Mars and Venus

30 Oct 2003|Davis Masten

Typically I love articles on design. I remain disturbed by Michel Marriott’s recent article For Mars and Venus: A Midpoint in Design (NYT CIRCUITS, October 9, 2003). I agree with many of the points in the article, particularly the quote from my old friend Brenda Laurel “If you are a man you are not a wuss for carrying it around. That’s the bottom line.” Brenda has had to fight in a man’s world and understands that if the product is” too fem”, it narrows the market. But I object to the article not drilling down a deeper gender and design issues.

Design, at least in the world of industrial design, interaction design and product development is still a man’s world. Women are still a small minority in the design world. While Steve Jobs can inspire great design out of men and women, most of the design infrastructure is biased towards the considerably less complicated world of men.

Women’s envelope of concern typically is broader and more multifaceted than men’s. Across the United States women typically have the responsibility for family, day to day finance, the diet, well being and scheduling in the household to name but a few of the multiplexed experiences women have to weigh and balance everyday.

Our gender studies we did for Brenda in the early days of Purple Moon showed that emotional development and the corresponding emotional language is a much richer tapestry with girls than boys. There are aspects of the social dynamics within girl’s lives that I believe most men never have a sense of, let alone ability to value or articulate it in design.

Not only are women’s lives more dimensional, the bar continues to rise for what it takes for the average woman to feel like a success. This sense of inadequacy increases as science develops new metrics of understanding and cultural awareness increases as an interconnected world accelerates us. Generally there are just an increasing number of variables and distinctions about them and all the while, expectations on women are to demonstrate mastery of all their domains.

I believe that we need more women designers. They understand these pressures both practically and intuitively. Until women are more able to influence design, the experience of many products will lack as deep of a connection as they might. I have argued for over a decade that women represent an untapped market in the trillions. Slowly strides have been made. But I remember talking with the VP of the Decision Center for one of the automobiles companies. He argued that what a team of women designing a car would do “make a better space for a purse?”. I don’t know what women would do to redesign a car. But I do know that this particular car company had fewer than 5% of its design staff as women. With so few women the company will never have the perspective or the resources to discover this new ground.

There are so many areas where women needs and desires are divergent from men’s. For instance, while the average 18 year old male defines the experience of a music speaker by the size and penetrating resonance of its subwoofer, most women think of the speakers as an eyesore or an obstacle to great interior design. The speaker designs are generally between Mars and Venus. But there are many women who love Home Theaters not only for the entertainment but also because the trend is for speakers inside the wall and out of the way. This speaker example is just one of many where the solution to meet women’s needs is not about a compromise but an entirely different perspective. If there were more women involved in design, this change in speakers might not have had to wait until the home theater revolution evolved.

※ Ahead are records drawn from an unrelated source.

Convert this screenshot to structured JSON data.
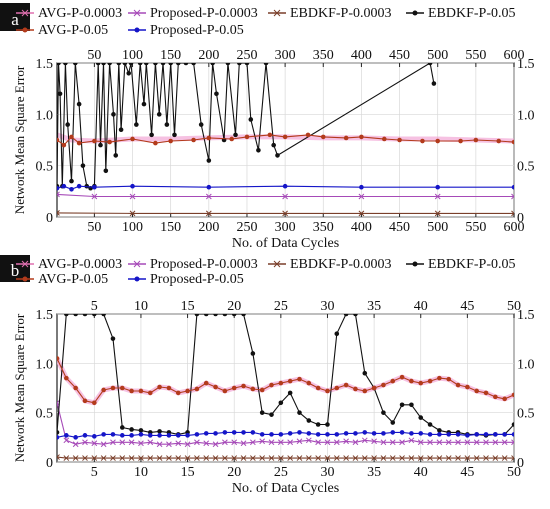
{
  "figure": {
    "panels": [
      "a",
      "b"
    ]
  },
  "chart_data": [
    {
      "type": "line",
      "panel_label": "a",
      "xlabel": "No. of Data Cycles",
      "ylabel": "Network Mean Square Error",
      "xlim": [
        1,
        600
      ],
      "ylim": [
        0,
        1.5
      ],
      "x_ticks": [
        50,
        100,
        150,
        200,
        250,
        300,
        350,
        400,
        450,
        500,
        550,
        600
      ],
      "x_ticks_top": [
        50,
        100,
        150,
        200,
        250,
        300,
        350,
        400,
        450,
        500,
        550,
        600
      ],
      "y_ticks": [
        "0",
        "0.5",
        "1.0",
        "1.5"
      ],
      "y_ticks_right": [
        "0",
        "0.5",
        "1.0",
        "1.5"
      ],
      "bottom_tick_labels": [
        "50",
        "100",
        "150",
        "200",
        "250",
        "300",
        "350",
        "400",
        "450",
        "500",
        "550",
        "600"
      ],
      "top_tick_labels": [
        "50",
        "100",
        "150",
        "200",
        "250",
        "300",
        "350",
        "400",
        "450",
        "500",
        "550",
        "600"
      ],
      "grid": true,
      "legend_position": "top",
      "legend": [
        {
          "label": "AVG-P-0.0003",
          "color": "#e070b0",
          "marker": "dash"
        },
        {
          "label": "Proposed-P-0.0003",
          "color": "#a64ab8",
          "marker": "dash"
        },
        {
          "label": "EBDKF-P-0.0003",
          "color": "#7a3f2a",
          "marker": "dash"
        },
        {
          "label": "EBDKF-P-0.05",
          "color": "#111111",
          "marker": "dot"
        },
        {
          "label": "AVG-P-0.05",
          "color": "#b33b1c",
          "marker": "dot"
        },
        {
          "label": "Proposed-P-0.05",
          "color": "#1515c8",
          "marker": "dot"
        }
      ],
      "series": [
        {
          "name": "AVG-P-0.0003",
          "color": "#f2a6d6",
          "x": [
            1,
            20,
            50,
            100,
            150,
            200,
            250,
            300,
            350,
            400,
            450,
            500,
            550,
            600
          ],
          "y": [
            0.8,
            0.75,
            0.74,
            0.76,
            0.76,
            0.77,
            0.78,
            0.78,
            0.77,
            0.77,
            0.76,
            0.76,
            0.75,
            0.74
          ]
        },
        {
          "name": "Proposed-P-0.0003",
          "color": "#a64ab8",
          "x": [
            1,
            50,
            100,
            200,
            300,
            400,
            500,
            600
          ],
          "y": [
            0.22,
            0.2,
            0.2,
            0.2,
            0.2,
            0.2,
            0.2,
            0.2
          ]
        },
        {
          "name": "EBDKF-P-0.0003",
          "color": "#7a3f2a",
          "x": [
            1,
            100,
            200,
            300,
            400,
            500,
            600
          ],
          "y": [
            0.04,
            0.035,
            0.035,
            0.035,
            0.035,
            0.035,
            0.035
          ]
        },
        {
          "name": "EBDKF-P-0.05",
          "color": "#111111",
          "x": [
            1,
            3,
            5,
            8,
            12,
            15,
            20,
            25,
            30,
            35,
            40,
            45,
            50,
            55,
            58,
            62,
            65,
            70,
            75,
            78,
            82,
            85,
            90,
            95,
            98,
            105,
            110,
            115,
            118,
            125,
            130,
            135,
            140,
            145,
            150,
            155,
            160,
            170,
            180,
            190,
            200,
            205,
            210,
            220,
            225,
            235,
            240,
            250,
            255,
            265,
            275,
            285,
            290,
            490,
            495
          ],
          "y": [
            0.3,
            1.5,
            1.2,
            0.3,
            1.5,
            0.9,
            0.35,
            1.5,
            1.1,
            0.5,
            0.3,
            0.28,
            0.3,
            1.5,
            0.7,
            1.5,
            0.45,
            1.5,
            1.0,
            0.6,
            1.5,
            0.85,
            1.5,
            1.4,
            1.5,
            0.9,
            1.5,
            1.1,
            1.5,
            0.8,
            1.5,
            1.0,
            1.5,
            0.9,
            1.5,
            0.8,
            1.5,
            1.5,
            1.5,
            0.9,
            0.55,
            1.5,
            1.2,
            0.75,
            1.5,
            0.8,
            1.5,
            1.5,
            0.95,
            0.65,
            1.5,
            0.7,
            0.6,
            1.5,
            1.3
          ]
        },
        {
          "name": "AVG-P-0.05",
          "color": "#b33b1c",
          "x": [
            1,
            10,
            20,
            30,
            50,
            70,
            100,
            130,
            150,
            180,
            200,
            230,
            250,
            280,
            300,
            330,
            350,
            380,
            400,
            430,
            450,
            480,
            500,
            530,
            550,
            580,
            600
          ],
          "y": [
            0.75,
            0.7,
            0.78,
            0.72,
            0.74,
            0.73,
            0.76,
            0.72,
            0.74,
            0.75,
            0.77,
            0.76,
            0.78,
            0.8,
            0.78,
            0.8,
            0.78,
            0.77,
            0.78,
            0.76,
            0.75,
            0.74,
            0.74,
            0.74,
            0.75,
            0.74,
            0.73
          ]
        },
        {
          "name": "Proposed-P-0.05",
          "color": "#1515c8",
          "x": [
            1,
            10,
            20,
            30,
            50,
            100,
            200,
            300,
            400,
            500,
            600
          ],
          "y": [
            0.28,
            0.3,
            0.27,
            0.3,
            0.29,
            0.3,
            0.29,
            0.3,
            0.29,
            0.29,
            0.29
          ]
        }
      ]
    },
    {
      "type": "line",
      "panel_label": "b",
      "xlabel": "No. of Data Cycles",
      "ylabel": "Network Mean Square Error",
      "xlim": [
        1,
        50
      ],
      "ylim": [
        0,
        1.5
      ],
      "x_ticks": [
        5,
        10,
        15,
        20,
        25,
        30,
        35,
        40,
        45,
        50
      ],
      "x_ticks_top": [
        5,
        10,
        15,
        20,
        25,
        30,
        35,
        40,
        45,
        50
      ],
      "y_ticks": [
        "0",
        "0.5",
        "1.0",
        "1.5"
      ],
      "y_ticks_right": [
        "0",
        "0.5",
        "1.0",
        "1.5"
      ],
      "bottom_tick_labels": [
        "5",
        "10",
        "15",
        "20",
        "25",
        "30",
        "35",
        "40",
        "45",
        "50"
      ],
      "top_tick_labels": [
        "5",
        "10",
        "15",
        "20",
        "25",
        "30",
        "35",
        "40",
        "45",
        "50"
      ],
      "grid": true,
      "legend_position": "top",
      "legend": [
        {
          "label": "AVG-P-0.0003",
          "color": "#e070b0",
          "marker": "dash"
        },
        {
          "label": "Proposed-P-0.0003",
          "color": "#a64ab8",
          "marker": "dash"
        },
        {
          "label": "EBDKF-P-0.0003",
          "color": "#7a3f2a",
          "marker": "dash"
        },
        {
          "label": "EBDKF-P-0.05",
          "color": "#111111",
          "marker": "dot"
        },
        {
          "label": "AVG-P-0.05",
          "color": "#b33b1c",
          "marker": "dot"
        },
        {
          "label": "Proposed-P-0.05",
          "color": "#1515c8",
          "marker": "dot"
        }
      ],
      "series": [
        {
          "name": "AVG-P-0.0003",
          "color": "#f2a6d6",
          "x": [
            1,
            2,
            3,
            4,
            5,
            6,
            7,
            8,
            9,
            10,
            11,
            12,
            13,
            14,
            15,
            16,
            17,
            18,
            19,
            20,
            21,
            22,
            23,
            24,
            25,
            26,
            27,
            28,
            29,
            30,
            31,
            32,
            33,
            34,
            35,
            36,
            37,
            38,
            39,
            40,
            41,
            42,
            43,
            44,
            45,
            46,
            47,
            48,
            49,
            50
          ],
          "y": [
            1.05,
            0.85,
            0.75,
            0.62,
            0.6,
            0.73,
            0.75,
            0.75,
            0.72,
            0.72,
            0.7,
            0.76,
            0.75,
            0.7,
            0.72,
            0.74,
            0.8,
            0.76,
            0.72,
            0.75,
            0.77,
            0.74,
            0.73,
            0.78,
            0.8,
            0.82,
            0.84,
            0.8,
            0.75,
            0.72,
            0.75,
            0.78,
            0.74,
            0.72,
            0.75,
            0.78,
            0.82,
            0.86,
            0.82,
            0.8,
            0.82,
            0.85,
            0.84,
            0.78,
            0.76,
            0.72,
            0.7,
            0.66,
            0.64,
            0.68
          ]
        },
        {
          "name": "Proposed-P-0.0003",
          "color": "#a64ab8",
          "x": [
            1,
            2,
            3,
            4,
            5,
            6,
            7,
            8,
            9,
            10,
            11,
            12,
            13,
            14,
            15,
            16,
            17,
            18,
            19,
            20,
            21,
            22,
            23,
            24,
            25,
            26,
            27,
            28,
            29,
            30,
            31,
            32,
            33,
            34,
            35,
            36,
            37,
            38,
            39,
            40,
            41,
            42,
            43,
            44,
            45,
            46,
            47,
            48,
            49,
            50
          ],
          "y": [
            0.6,
            0.22,
            0.18,
            0.2,
            0.19,
            0.18,
            0.2,
            0.2,
            0.2,
            0.19,
            0.2,
            0.18,
            0.18,
            0.19,
            0.18,
            0.2,
            0.19,
            0.18,
            0.2,
            0.2,
            0.19,
            0.2,
            0.21,
            0.2,
            0.2,
            0.2,
            0.21,
            0.22,
            0.2,
            0.2,
            0.2,
            0.21,
            0.2,
            0.22,
            0.21,
            0.2,
            0.2,
            0.2,
            0.22,
            0.2,
            0.2,
            0.2,
            0.2,
            0.2,
            0.2,
            0.2,
            0.2,
            0.2,
            0.2,
            0.2
          ]
        },
        {
          "name": "EBDKF-P-0.0003",
          "color": "#7a3f2a",
          "x": [
            1,
            2,
            3,
            4,
            5,
            6,
            7,
            8,
            9,
            10,
            11,
            12,
            13,
            14,
            15,
            16,
            17,
            18,
            19,
            20,
            21,
            22,
            23,
            24,
            25,
            26,
            27,
            28,
            29,
            30,
            31,
            32,
            33,
            34,
            35,
            36,
            37,
            38,
            39,
            40,
            41,
            42,
            43,
            44,
            45,
            46,
            47,
            48,
            49,
            50
          ],
          "y": [
            0.05,
            0.04,
            0.04,
            0.04,
            0.04,
            0.04,
            0.04,
            0.04,
            0.04,
            0.04,
            0.04,
            0.04,
            0.04,
            0.04,
            0.04,
            0.04,
            0.04,
            0.04,
            0.04,
            0.04,
            0.04,
            0.04,
            0.04,
            0.04,
            0.04,
            0.04,
            0.04,
            0.04,
            0.04,
            0.04,
            0.04,
            0.04,
            0.04,
            0.04,
            0.04,
            0.04,
            0.04,
            0.04,
            0.04,
            0.04,
            0.04,
            0.04,
            0.04,
            0.04,
            0.04,
            0.04,
            0.04,
            0.04,
            0.04,
            0.04
          ]
        },
        {
          "name": "EBDKF-P-0.05",
          "color": "#111111",
          "x": [
            1,
            2,
            3,
            4,
            5,
            6,
            7,
            8,
            9,
            10,
            11,
            12,
            13,
            14,
            15,
            16,
            17,
            18,
            19,
            20,
            21,
            22,
            23,
            24,
            25,
            26,
            27,
            28,
            29,
            30,
            31,
            32,
            33,
            34,
            35,
            36,
            37,
            38,
            39,
            40,
            41,
            42,
            43,
            44,
            45,
            46,
            47,
            48,
            49,
            50
          ],
          "y": [
            0.3,
            1.5,
            1.5,
            1.5,
            1.5,
            1.5,
            1.25,
            0.35,
            0.33,
            0.32,
            0.3,
            0.31,
            0.3,
            0.28,
            0.3,
            1.5,
            1.5,
            1.5,
            1.5,
            1.5,
            1.5,
            1.1,
            0.5,
            0.48,
            0.6,
            0.7,
            0.5,
            0.42,
            0.38,
            0.38,
            1.3,
            1.5,
            1.5,
            0.9,
            0.75,
            0.5,
            0.4,
            0.58,
            0.58,
            0.45,
            0.38,
            0.32,
            0.3,
            0.3,
            0.28,
            0.28,
            0.27,
            0.28,
            0.28,
            0.38
          ]
        },
        {
          "name": "AVG-P-0.05",
          "color": "#b33b1c",
          "x": [
            1,
            2,
            3,
            4,
            5,
            6,
            7,
            8,
            9,
            10,
            11,
            12,
            13,
            14,
            15,
            16,
            17,
            18,
            19,
            20,
            21,
            22,
            23,
            24,
            25,
            26,
            27,
            28,
            29,
            30,
            31,
            32,
            33,
            34,
            35,
            36,
            37,
            38,
            39,
            40,
            41,
            42,
            43,
            44,
            45,
            46,
            47,
            48,
            49,
            50
          ],
          "y": [
            1.05,
            0.85,
            0.75,
            0.62,
            0.6,
            0.73,
            0.75,
            0.75,
            0.72,
            0.72,
            0.7,
            0.76,
            0.75,
            0.7,
            0.72,
            0.74,
            0.8,
            0.76,
            0.72,
            0.75,
            0.77,
            0.74,
            0.73,
            0.78,
            0.8,
            0.82,
            0.84,
            0.8,
            0.75,
            0.72,
            0.75,
            0.78,
            0.74,
            0.72,
            0.75,
            0.78,
            0.82,
            0.86,
            0.82,
            0.8,
            0.82,
            0.85,
            0.84,
            0.78,
            0.76,
            0.72,
            0.7,
            0.66,
            0.64,
            0.68
          ]
        },
        {
          "name": "Proposed-P-0.05",
          "color": "#1515c8",
          "x": [
            1,
            2,
            3,
            4,
            5,
            6,
            7,
            8,
            9,
            10,
            11,
            12,
            13,
            14,
            15,
            16,
            17,
            18,
            19,
            20,
            21,
            22,
            23,
            24,
            25,
            26,
            27,
            28,
            29,
            30,
            31,
            32,
            33,
            34,
            35,
            36,
            37,
            38,
            39,
            40,
            41,
            42,
            43,
            44,
            45,
            46,
            47,
            48,
            49,
            50
          ],
          "y": [
            0.25,
            0.27,
            0.25,
            0.27,
            0.26,
            0.28,
            0.28,
            0.27,
            0.27,
            0.28,
            0.27,
            0.27,
            0.27,
            0.27,
            0.27,
            0.28,
            0.29,
            0.29,
            0.3,
            0.3,
            0.3,
            0.3,
            0.28,
            0.28,
            0.28,
            0.29,
            0.3,
            0.29,
            0.28,
            0.28,
            0.28,
            0.29,
            0.29,
            0.3,
            0.29,
            0.29,
            0.3,
            0.3,
            0.29,
            0.29,
            0.28,
            0.28,
            0.28,
            0.28,
            0.27,
            0.28,
            0.28,
            0.28,
            0.28,
            0.28
          ]
        }
      ]
    }
  ]
}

Women have such an enormous buying power it is unfortunate that there are so few women designers to help unleash this power. At a time the global economy needs new markets with BIG ideas and FRESH alternatives, the women’s market will remain largely untapped at least as addressed in the world of industrial design and interaction.

I hope that design, like science and technology can attract more women to their fields. With these skills women can design a world that better suits their needs. The need is enormous and grossly underserved.